Author: Yang Lei, Haibo Lin, Tian Liu, Charles B. Simone, Shouyi Wei, Ajay Zheng 👨‍🔬

Affiliation: Icahn School of Medicine at Mount Sinai, New York Proton Center 🌍

Abstract:

Purpose: Radiation-induced lung injury (RILI), encompassing pneumonitis and fibrosis, represents a critical dose-limiting factor in lung cancer radiation therapy. Variability in treatment outcomes is often attributed to differential prioritization of lung regions based on their functional significance. Sparing highly functional lung areas by leveraging the spatial heterogeneity of lung function could mitigate RILI risk. This study aims to develop a deep learning-based deformable image registration method to derive functional lung data from 4DCT scans, facilitating improved proton therapy dose optimization and reducing RILI.
Methods: We employed a cycle-diffusion network to achieve robust and consistent deformable registration between the inhale and exhale phases of 4DCT scans. The network estimates deformation vector fields that capture significant lung motion, subsequently used to generate ventilation images (VIs). The model was trained and validated using a three-fold cross-validation on the VAMPIRE database, which includes 27 subjects with paired CT scans and reference VIs (RefVIs). Clinical feasibility was demonstrated by applying the model to 12 consecutive lung cancer patients undergoing proton therapy, with registration accuracy and VI fidelity assessed through quantitative metrics.
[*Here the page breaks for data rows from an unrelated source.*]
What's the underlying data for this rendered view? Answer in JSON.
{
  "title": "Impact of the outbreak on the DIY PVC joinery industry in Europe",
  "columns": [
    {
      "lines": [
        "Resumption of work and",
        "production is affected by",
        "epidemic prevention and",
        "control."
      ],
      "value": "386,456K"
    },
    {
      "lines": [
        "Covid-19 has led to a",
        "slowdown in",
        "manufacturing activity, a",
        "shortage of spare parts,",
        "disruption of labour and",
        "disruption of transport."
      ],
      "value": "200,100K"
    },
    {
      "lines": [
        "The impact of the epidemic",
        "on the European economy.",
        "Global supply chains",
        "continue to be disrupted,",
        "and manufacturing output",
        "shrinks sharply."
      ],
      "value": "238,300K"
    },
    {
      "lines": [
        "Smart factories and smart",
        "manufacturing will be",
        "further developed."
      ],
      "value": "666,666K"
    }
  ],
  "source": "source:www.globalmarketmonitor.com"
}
Results: Registration accuracy on the clinical dataset was evaluated within the whole body using mean absolute error and target registration error, yielding mean values of 46.3±10.6HU and 1.3±0.5mm, respectively. On the VAMPIRE dataset, estimated VIs were compared to RefVIs using the Spearman correlation coefficient (SP) and Dice similarity coefficient (DSC). The SP was 0.43±0.12, whereas DSC scores were 0.65±0.11, 0.73±0.10, and 0.59±0.09 for high, medium, and low ventilation regions, respectively.
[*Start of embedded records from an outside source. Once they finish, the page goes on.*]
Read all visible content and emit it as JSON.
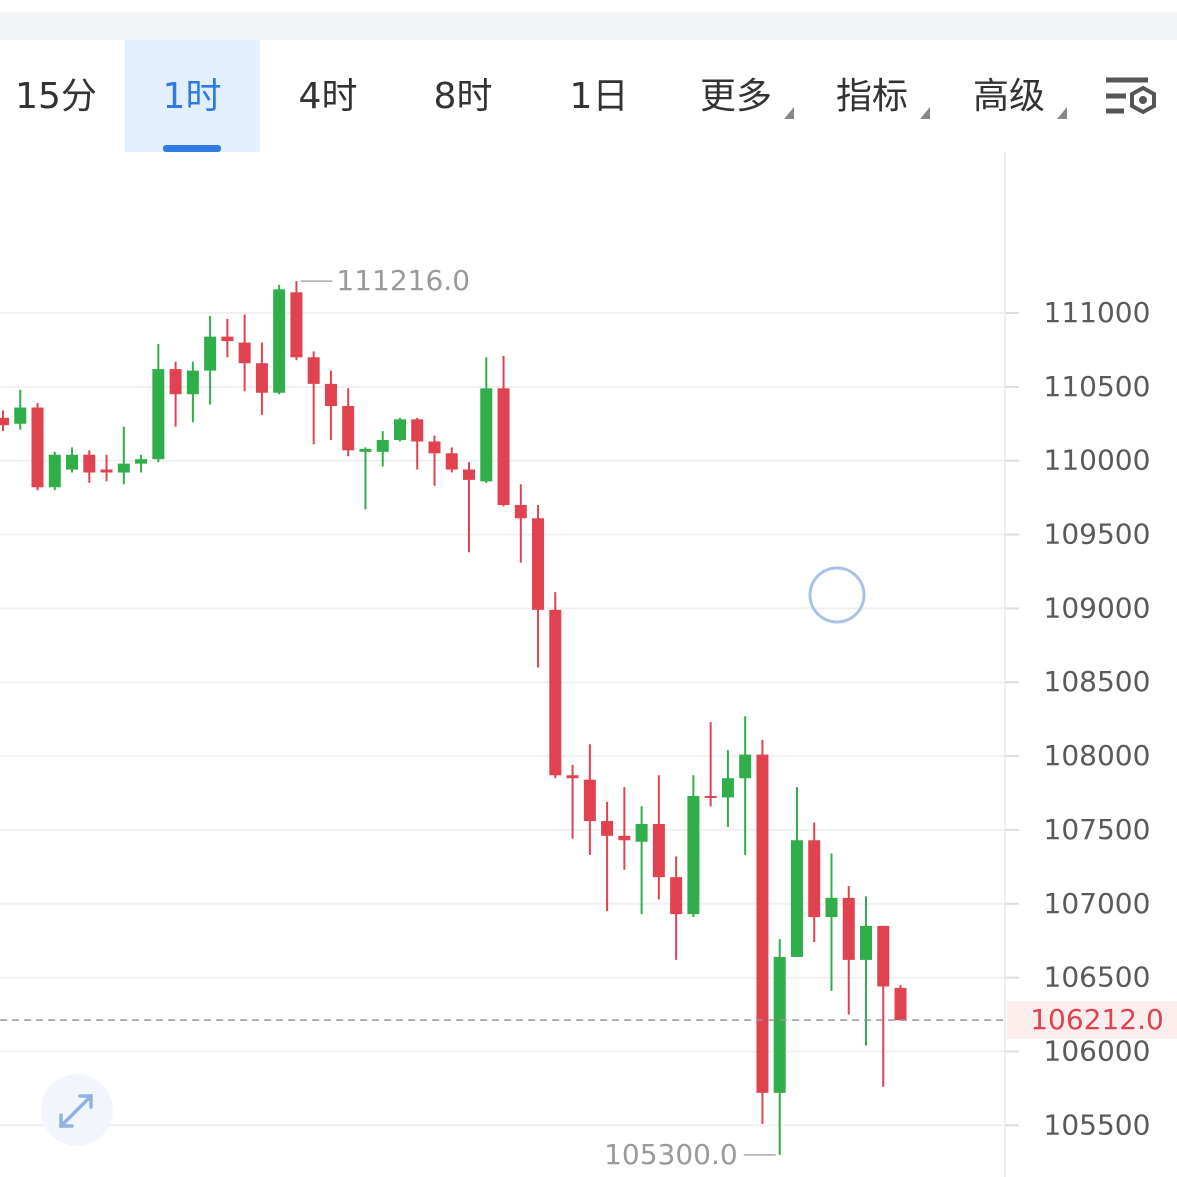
{
  "tabs": [
    "15分",
    "1时",
    "4时",
    "8时",
    "1日",
    "更多",
    "指标",
    "高级"
  ],
  "active_tab_index": 1,
  "chart_data": {
    "type": "candlestick",
    "up_color": "#2fae4a",
    "down_color": "#e0424f",
    "open": [
      110290,
      110250,
      110360,
      109820,
      109940,
      110040,
      109940,
      109920,
      109980,
      110010,
      110620,
      110450,
      110610,
      110840,
      110800,
      110660,
      110460,
      111140,
      110700,
      110520,
      110370,
      110060,
      110060,
      110140,
      110280,
      110130,
      110050,
      109940,
      109860,
      110490,
      109700,
      109610,
      108990,
      107870,
      107840,
      107560,
      107460,
      107420,
      107540,
      107180,
      106930,
      107730,
      107720,
      107850,
      108010,
      105720,
      106640,
      107430,
      106910,
      107040,
      106620,
      106850,
      106430
    ],
    "high": [
      110340,
      110480,
      110390,
      110060,
      110090,
      110070,
      110040,
      110230,
      110040,
      110790,
      110670,
      110670,
      110980,
      110960,
      110990,
      110800,
      111190,
      111216,
      110740,
      110610,
      110490,
      110090,
      110200,
      110290,
      110290,
      110170,
      110090,
      109990,
      110700,
      110710,
      109840,
      109700,
      109110,
      107940,
      108080,
      107690,
      107790,
      107660,
      107870,
      107320,
      107870,
      108230,
      108040,
      108270,
      108110,
      106760,
      107790,
      107550,
      107340,
      107120,
      107050,
      106850,
      106450
    ],
    "low": [
      110200,
      110210,
      109800,
      109800,
      109920,
      109850,
      109860,
      109840,
      109920,
      109990,
      110230,
      110260,
      110380,
      110700,
      110470,
      110310,
      110450,
      110680,
      110110,
      110140,
      110030,
      109670,
      109960,
      110130,
      109940,
      109830,
      109920,
      109380,
      109850,
      109690,
      109310,
      108600,
      107850,
      107440,
      107330,
      106950,
      107230,
      106930,
      107030,
      106620,
      106910,
      107660,
      107520,
      107330,
      105510,
      105300,
      106640,
      106740,
      106410,
      106250,
      106040,
      105760,
      106212
    ],
    "close": [
      110240,
      110360,
      109820,
      110040,
      110040,
      109920,
      109920,
      109980,
      110010,
      110620,
      110450,
      110610,
      110840,
      110810,
      110660,
      110460,
      111160,
      110700,
      110520,
      110370,
      110070,
      110080,
      110140,
      110280,
      110130,
      110050,
      109940,
      109870,
      110490,
      109700,
      109610,
      108990,
      107870,
      107850,
      107560,
      107460,
      107430,
      107540,
      107180,
      106930,
      107730,
      107720,
      107850,
      108010,
      105720,
      106640,
      107430,
      106910,
      107040,
      106620,
      106850,
      106440,
      106212
    ],
    "ylim": [
      105150,
      112090
    ],
    "yticks": [
      105500,
      106000,
      106500,
      107000,
      107500,
      108000,
      108500,
      109000,
      109500,
      110000,
      110500,
      111000
    ],
    "grid": true,
    "annotations": [
      {
        "value": 111216,
        "label": "111216.0"
      },
      {
        "value": 105300,
        "label": "105300.0"
      }
    ],
    "last_price": {
      "value": 106212,
      "label": "106212.0"
    }
  }
}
Conclusion: A novel cycle-diffusion-based method was developed to estimate VIs from paired CT scans, offering a strategic solution for quantifying respiratory motion and enabling functional lung avoidance in thoracic proton therapy. Evaluation metrics demonstrate the feasibility of the proposed method. By incorporating functional information, this approach could reduce RILI risk and improve patient outcomes.